- Born: 29 September 1895 Lockerley, Hampshire
- Died: 12 March 1983 (aged 87) Glasgow, Scotland
- Buried: Linn Crematorium, Glasgow
- Allegiance: United Kingdom
- Branch: British Army
- Service years: 1913–1919
- Rank: Sergeant
- Unit: Royal Field Artillery Royal Air Force
- Conflicts: World War I World War II
- Awards: Victoria Cross

= Frederick Luke =

Frederick Luke VC (29 September 1895 - 12 March 1983) was an English recipient of the Victoria Cross, the highest and most prestigious award for gallantry in the face of the enemy that can be awarded to British and Commonwealth forces.

==Details==
He was 18 years old, and a Driver in the 37th Battery, Royal Field Artillery, British Army during the First World War when the following deed took place for which he was awarded the VC.
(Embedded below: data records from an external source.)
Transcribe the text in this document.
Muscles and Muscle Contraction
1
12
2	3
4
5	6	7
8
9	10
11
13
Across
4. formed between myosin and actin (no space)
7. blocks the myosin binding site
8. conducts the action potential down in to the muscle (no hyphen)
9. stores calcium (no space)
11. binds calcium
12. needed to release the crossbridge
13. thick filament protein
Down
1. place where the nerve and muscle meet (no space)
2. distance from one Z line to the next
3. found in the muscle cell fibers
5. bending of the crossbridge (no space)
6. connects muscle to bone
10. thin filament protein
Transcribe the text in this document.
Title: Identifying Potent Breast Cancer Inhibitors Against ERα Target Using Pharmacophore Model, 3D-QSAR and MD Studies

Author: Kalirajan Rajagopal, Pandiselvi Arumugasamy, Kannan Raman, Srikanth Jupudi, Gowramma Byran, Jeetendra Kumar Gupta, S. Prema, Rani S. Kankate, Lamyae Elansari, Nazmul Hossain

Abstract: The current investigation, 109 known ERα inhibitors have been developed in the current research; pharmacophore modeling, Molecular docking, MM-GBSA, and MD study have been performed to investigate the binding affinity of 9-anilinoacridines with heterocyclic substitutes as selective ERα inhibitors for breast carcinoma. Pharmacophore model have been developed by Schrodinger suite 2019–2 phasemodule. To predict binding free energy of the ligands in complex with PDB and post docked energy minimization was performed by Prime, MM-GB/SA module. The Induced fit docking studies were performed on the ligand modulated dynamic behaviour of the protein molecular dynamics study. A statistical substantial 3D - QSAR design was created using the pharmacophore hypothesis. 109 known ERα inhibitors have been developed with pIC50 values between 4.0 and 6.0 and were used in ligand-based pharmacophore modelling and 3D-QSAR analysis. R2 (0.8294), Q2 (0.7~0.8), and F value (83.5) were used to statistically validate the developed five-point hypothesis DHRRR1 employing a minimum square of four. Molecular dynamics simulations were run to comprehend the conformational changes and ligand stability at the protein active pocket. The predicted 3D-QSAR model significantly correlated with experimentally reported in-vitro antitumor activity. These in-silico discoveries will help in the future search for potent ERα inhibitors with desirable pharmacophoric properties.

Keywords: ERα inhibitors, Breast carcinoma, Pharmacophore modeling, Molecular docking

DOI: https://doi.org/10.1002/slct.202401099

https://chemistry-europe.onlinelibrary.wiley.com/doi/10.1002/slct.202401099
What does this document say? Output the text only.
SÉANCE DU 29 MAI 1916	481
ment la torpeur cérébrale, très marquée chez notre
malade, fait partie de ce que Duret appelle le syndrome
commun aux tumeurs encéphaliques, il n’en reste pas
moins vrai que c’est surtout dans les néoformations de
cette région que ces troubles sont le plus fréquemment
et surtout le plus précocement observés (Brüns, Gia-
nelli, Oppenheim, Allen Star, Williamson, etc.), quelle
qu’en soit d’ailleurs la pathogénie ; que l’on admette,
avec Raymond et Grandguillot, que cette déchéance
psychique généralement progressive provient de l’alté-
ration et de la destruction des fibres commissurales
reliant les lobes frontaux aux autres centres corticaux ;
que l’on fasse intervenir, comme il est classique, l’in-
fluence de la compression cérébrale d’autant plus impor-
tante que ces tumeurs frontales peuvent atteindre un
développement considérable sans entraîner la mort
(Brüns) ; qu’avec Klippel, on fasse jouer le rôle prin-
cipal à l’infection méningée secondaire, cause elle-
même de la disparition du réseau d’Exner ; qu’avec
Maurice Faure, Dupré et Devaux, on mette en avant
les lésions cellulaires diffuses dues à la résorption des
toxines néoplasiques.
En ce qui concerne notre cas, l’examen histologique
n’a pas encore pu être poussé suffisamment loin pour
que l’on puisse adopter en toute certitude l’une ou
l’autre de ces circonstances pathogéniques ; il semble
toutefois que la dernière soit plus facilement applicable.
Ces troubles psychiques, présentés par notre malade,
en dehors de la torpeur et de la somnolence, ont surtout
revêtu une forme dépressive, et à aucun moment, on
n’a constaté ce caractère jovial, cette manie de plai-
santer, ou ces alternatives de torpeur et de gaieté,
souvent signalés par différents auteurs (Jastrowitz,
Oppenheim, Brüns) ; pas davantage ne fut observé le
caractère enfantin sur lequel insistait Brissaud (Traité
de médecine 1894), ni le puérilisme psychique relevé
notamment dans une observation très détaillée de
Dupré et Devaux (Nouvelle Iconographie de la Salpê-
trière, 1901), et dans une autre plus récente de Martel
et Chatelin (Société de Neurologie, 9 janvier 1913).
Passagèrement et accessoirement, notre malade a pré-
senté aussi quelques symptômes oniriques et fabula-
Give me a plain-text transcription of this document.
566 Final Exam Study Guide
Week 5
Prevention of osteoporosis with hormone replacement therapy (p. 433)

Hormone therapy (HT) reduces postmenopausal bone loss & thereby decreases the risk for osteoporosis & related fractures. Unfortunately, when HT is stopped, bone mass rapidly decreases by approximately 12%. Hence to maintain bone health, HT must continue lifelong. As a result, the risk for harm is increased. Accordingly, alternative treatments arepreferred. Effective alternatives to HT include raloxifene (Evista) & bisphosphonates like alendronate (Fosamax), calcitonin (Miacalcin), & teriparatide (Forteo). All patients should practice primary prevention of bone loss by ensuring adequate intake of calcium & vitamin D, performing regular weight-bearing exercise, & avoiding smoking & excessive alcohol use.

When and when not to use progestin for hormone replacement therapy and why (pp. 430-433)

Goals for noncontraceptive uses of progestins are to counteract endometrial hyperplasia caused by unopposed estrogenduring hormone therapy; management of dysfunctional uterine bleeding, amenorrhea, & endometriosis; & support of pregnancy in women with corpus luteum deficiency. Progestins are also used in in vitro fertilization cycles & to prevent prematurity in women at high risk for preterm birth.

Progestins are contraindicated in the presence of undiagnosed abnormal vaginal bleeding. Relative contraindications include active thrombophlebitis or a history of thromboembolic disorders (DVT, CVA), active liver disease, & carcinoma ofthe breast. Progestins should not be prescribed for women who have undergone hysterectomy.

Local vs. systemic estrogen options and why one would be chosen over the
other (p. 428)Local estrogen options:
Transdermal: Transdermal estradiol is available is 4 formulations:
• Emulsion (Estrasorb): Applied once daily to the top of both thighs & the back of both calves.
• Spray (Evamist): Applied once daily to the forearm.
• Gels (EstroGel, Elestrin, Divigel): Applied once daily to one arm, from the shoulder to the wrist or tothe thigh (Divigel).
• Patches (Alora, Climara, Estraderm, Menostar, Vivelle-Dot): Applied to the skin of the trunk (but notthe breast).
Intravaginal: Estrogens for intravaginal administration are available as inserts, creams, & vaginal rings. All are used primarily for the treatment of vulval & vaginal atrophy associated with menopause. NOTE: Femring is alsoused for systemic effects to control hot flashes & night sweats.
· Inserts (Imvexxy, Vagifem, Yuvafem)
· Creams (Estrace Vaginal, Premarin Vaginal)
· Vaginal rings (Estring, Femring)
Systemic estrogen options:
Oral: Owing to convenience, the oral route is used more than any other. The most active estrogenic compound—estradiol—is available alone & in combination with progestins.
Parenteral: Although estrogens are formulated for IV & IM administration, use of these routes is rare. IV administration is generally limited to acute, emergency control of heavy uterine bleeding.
On 26 August 1914 at Le Cateau, France, when a captain (Douglas Reynolds) of the same battery was trying to save two guns which had been recaptured, Driver Luke and two other drivers (Job Henry Charles Drain and Ben Cobey) volunteered to help and gave great assistance in the eventual saving of one of the guns. At the time they were under heavy fire from the enemy who were only 100 yd away.

He later achieved the rank of sergeant and served during World War II as a ground gunner with the Royal Air Force.

Fred Luke was a guest of honour of 93 Le cateau Field Battery shortly before his death when members of the battery were awed to meet him. Gnrs Raymond Pulman and Peter Jackson formed a special guard of honour on that day.

For a number of years until his death on 12 March 1983, Frederick Luke was listed in the Guinness Book of World Records as the oldest living holder of the Victoria Cross.

==The medal==
His VC is on display in the Lord Ashcroft Gallery at the Imperial War Museum, London.